Using the User-Agent field as part of session validation in this manner will do absolutely nothing** to impede actual riff-raff (spammers, etc.). They’ll just pick the most generic browser name and version, and then NOT CHANGE IT, just like a normal user. Spammers try as hard as possible to disguise themselves as normal user traffic, not do things to intentionally stick out like a sore thumb. Yet, I still see shite like this on production web sites. I’ve found that the Simple Machines Forum software also does this by default. Taken from the source code (/sources/security.php):
// Verify that they aren't changing user agents on us - that could be bad.

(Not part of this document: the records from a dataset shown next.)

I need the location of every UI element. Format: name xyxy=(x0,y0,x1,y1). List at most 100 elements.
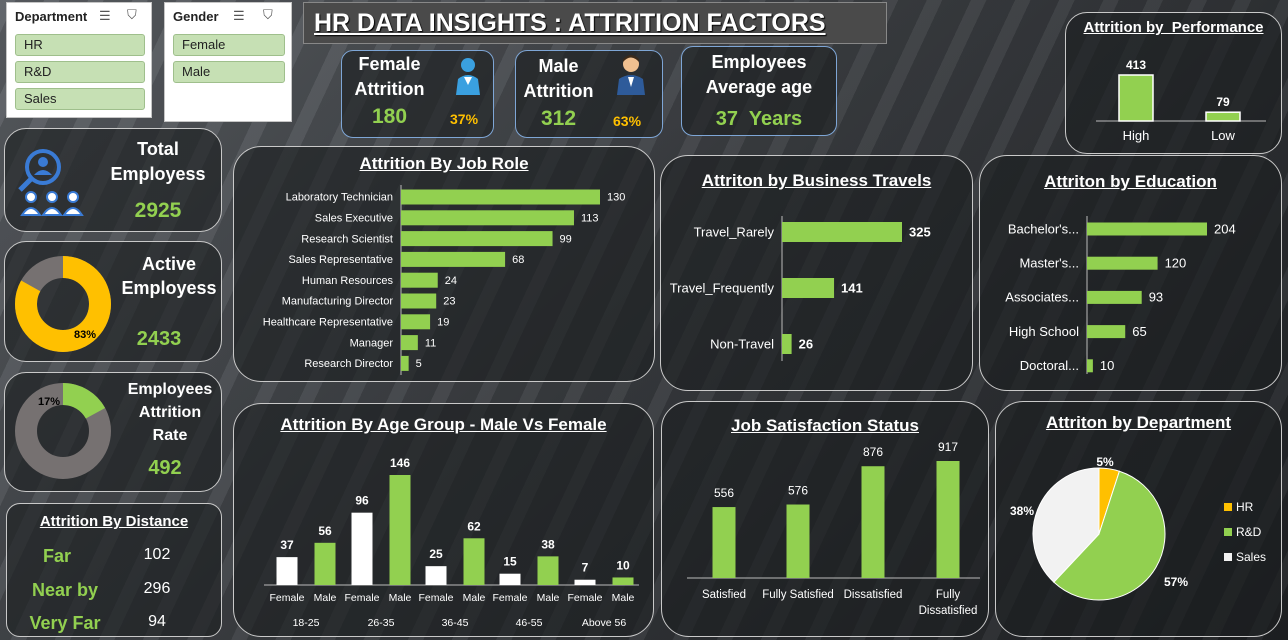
department-panel: Attriton by Department 5% 57% 38% HR R&D Sale… xyxy=(995,401,1282,637)
travel-title: Attriton by Business Travels xyxy=(701,171,932,190)
education-value: 65 xyxy=(1132,324,1146,339)
attrition-donut-slice xyxy=(15,383,111,479)
job_role-bar xyxy=(401,314,431,330)
age-group-value: 38 xyxy=(541,537,555,551)
total-employees-card: Total Employess 2925 xyxy=(4,128,222,232)
slicer-item-sales[interactable]: Sales xyxy=(15,88,145,110)
multi-select-icon[interactable]: ☰ xyxy=(233,8,245,23)
department-slice-label: 38% xyxy=(1010,504,1034,518)
age-group-tick: Above 56 xyxy=(582,617,627,629)
age-group-bar xyxy=(463,538,485,585)
total-card-label-2: Employess xyxy=(110,164,206,184)
satisfaction-value: 556 xyxy=(714,486,734,500)
travel-value: 325 xyxy=(909,224,931,239)
multi-select-icon[interactable]: ☰ xyxy=(99,8,111,23)
distance-panel: Attrition By Distance Far 102 Near by 29… xyxy=(6,503,222,637)
distance-title: Attrition By Distance xyxy=(39,513,189,530)
education-title: Attriton by Education xyxy=(1044,172,1217,191)
department-slice-label: 5% xyxy=(1096,455,1114,469)
age-group-series-tick: Male xyxy=(314,592,337,604)
age-group-series-tick: Female xyxy=(344,592,379,604)
active-card-label-2: Employess xyxy=(121,278,217,298)
education-value: 10 xyxy=(1100,358,1114,373)
job_role-bar xyxy=(401,355,409,371)
performance-chart: 413 High 79 Low xyxy=(1096,58,1266,143)
age-group-series-tick: Female xyxy=(492,592,527,604)
satisfaction-value: 876 xyxy=(863,445,883,459)
education-value: 93 xyxy=(1149,290,1163,305)
age-group-bar xyxy=(499,573,521,585)
age-group-series-tick: Male xyxy=(389,592,412,604)
education-panel: Attriton by Education Bachelor's... 204 Ma… xyxy=(979,155,1282,391)
age-group-bar xyxy=(276,557,298,585)
distance-far-value: 102 xyxy=(143,546,171,563)
department-slice xyxy=(1053,470,1166,601)
slicer-item-female[interactable]: Female xyxy=(173,34,285,56)
age-group-series-tick: Male xyxy=(463,592,486,604)
satisfaction-bar xyxy=(712,507,736,578)
satisfaction-tick: Dissatisfied xyxy=(844,589,903,601)
job-role-chart: Laboratory Technician 130 Sales Executive 1… xyxy=(263,185,625,375)
clear-filter-icon[interactable]: ⛉ xyxy=(127,7,137,22)
distance-far-label: Far xyxy=(42,546,71,566)
job_role-tick: Human Resources xyxy=(302,275,394,287)
job_role-tick: Manufacturing Director xyxy=(282,296,394,308)
age-group-series-tick: Female xyxy=(269,592,304,604)
attrition-donut-label: 17% xyxy=(38,396,60,408)
employees-search-icon xyxy=(13,147,91,224)
age-group-value: 62 xyxy=(467,519,481,533)
age-group-bar xyxy=(612,577,634,585)
age-group-bar xyxy=(574,579,596,585)
age-card-label: Employees xyxy=(711,52,807,72)
male-attrition-value: 312 xyxy=(540,107,577,130)
age-group-series-tick: Female xyxy=(567,592,602,604)
distance-veryfar-value: 94 xyxy=(148,613,166,630)
age-card-label-2: Average age xyxy=(705,77,813,97)
female-attrition-pct: 37% xyxy=(450,111,479,127)
job_role-tick: Research Scientist xyxy=(301,233,393,245)
job_role-value: 99 xyxy=(560,233,572,245)
age-group-series-tick: Female xyxy=(418,592,453,604)
male-attrition-card: Male Attrition 312 63% xyxy=(515,50,663,138)
slicer-item-hr[interactable]: HR xyxy=(15,34,145,56)
active-employees-card: 83% Active Employess 2433 xyxy=(4,241,222,362)
active-employees-value: 2433 xyxy=(136,328,182,350)
age-group-tick: 46-55 xyxy=(516,617,543,629)
education-tick: Master's... xyxy=(1019,256,1079,271)
job_role-value: 5 xyxy=(416,358,422,370)
department-legend-swatch xyxy=(1224,528,1232,536)
active-donut: 83% xyxy=(15,256,111,352)
age-group-series-tick: Male xyxy=(537,592,560,604)
department-title: Attriton by Department xyxy=(1045,413,1232,432)
satisfaction-value: 576 xyxy=(788,484,808,498)
age-group-bar xyxy=(314,542,336,585)
age-group-tick: 26-35 xyxy=(368,617,395,629)
job_role-bar xyxy=(401,272,438,288)
age-group-value: 96 xyxy=(355,494,369,508)
age-group-bar xyxy=(351,512,373,585)
education-tick: Associates... xyxy=(1005,290,1079,305)
clear-filter-icon[interactable]: ⛉ xyxy=(263,7,273,22)
satisfaction-chart: 556 Satisfied 576 Fully Satisfied 876 Dissati… xyxy=(687,440,980,617)
slicer-item-male[interactable]: Male xyxy=(173,61,285,83)
department-slice xyxy=(1032,467,1100,583)
gender-slicer-label: Gender xyxy=(173,9,219,24)
education-bar xyxy=(1087,222,1207,236)
slicer-item-rd[interactable]: R&D xyxy=(15,61,145,83)
distance-veryfar-label: Very Far xyxy=(29,613,101,633)
job_role-tick: Sales Executive xyxy=(315,212,393,224)
job_role-bar xyxy=(401,293,437,309)
job_role-bar xyxy=(401,210,574,226)
department-chart: 5% 57% 38% HR R&D Sales xyxy=(1010,455,1266,601)
age-group-value: 10 xyxy=(616,558,630,572)
total-employees-value: 2925 xyxy=(134,199,182,222)
age-group-bar xyxy=(389,475,411,585)
male-user-icon xyxy=(614,53,648,100)
female-card-label-2: Attrition xyxy=(354,79,425,99)
job_role-value: 23 xyxy=(443,296,455,308)
performance-title: Attrition by Performance xyxy=(1083,19,1264,36)
department-legend-label: R&D xyxy=(1236,525,1262,539)
female-attrition-value: 180 xyxy=(371,105,408,128)
travel-bar xyxy=(782,278,835,298)
attrition-donut: 17% xyxy=(15,383,111,479)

if (... $_SESSION['USER_AGENT'] != $_SERVER['HTTP_USER_AGENT'] ...)
$error = 'smf305';
is the cause of mysterious “Session verification failed!” errors for logged-in users who have something diddling their User-Agent string. (A hidden setting called ‘disableCheckUA’, accessible only by hand-editing the SMF database, disables this misfeature.)
Thus ends another long and winding ex-web-developer rant. Tune in next week for “Thou Shalt Not Advertise On 404 Pages, Fucking Eyeball Theives”.
* and my personal favorite (used only briefly), for having fun with overly vain webmasters looking at their site statistics:
Mozilla/8.0 (compatible; <script>alert(“You are the 10064th victim of the Browser String Virus! \n\n Now, to tackle that darned hard drive…”);</script>) . Most stats packages of the time didn’t expect these fields to contain stuff like HTML and Javascript, and so didn’t filter it.
** Technically, if the site has uncorrected, wide-open security holes and can’t find them, re-validating the IP address / User-Agent / etc. on every hit is a stopgap measure that can catch most session-hijacking attempts (at the expense of also locking out many legitimate users, of course). If a user’s authenticated session ID is stored in a cookie, and a vulnerability allows a malicious user to remotely steal the authenticated user’s cookie (e.g. via cross-site scripting exploit), the malicious user could spoof the logged-in user by presenting the hijacked cookie (until the authenticated user logs out or session expires). But if you check the UAgent too, the spoofer also has to know the user’s exact browser version. (Of course, if the spoofer can steal cookies via XSS, he already has this information, so it’s down to checking the IP address.) So, validating sessions on UAgent and IP can mask some gaping security holes and let you get rid of most of your bathwater… just depends how many expendable babies you have.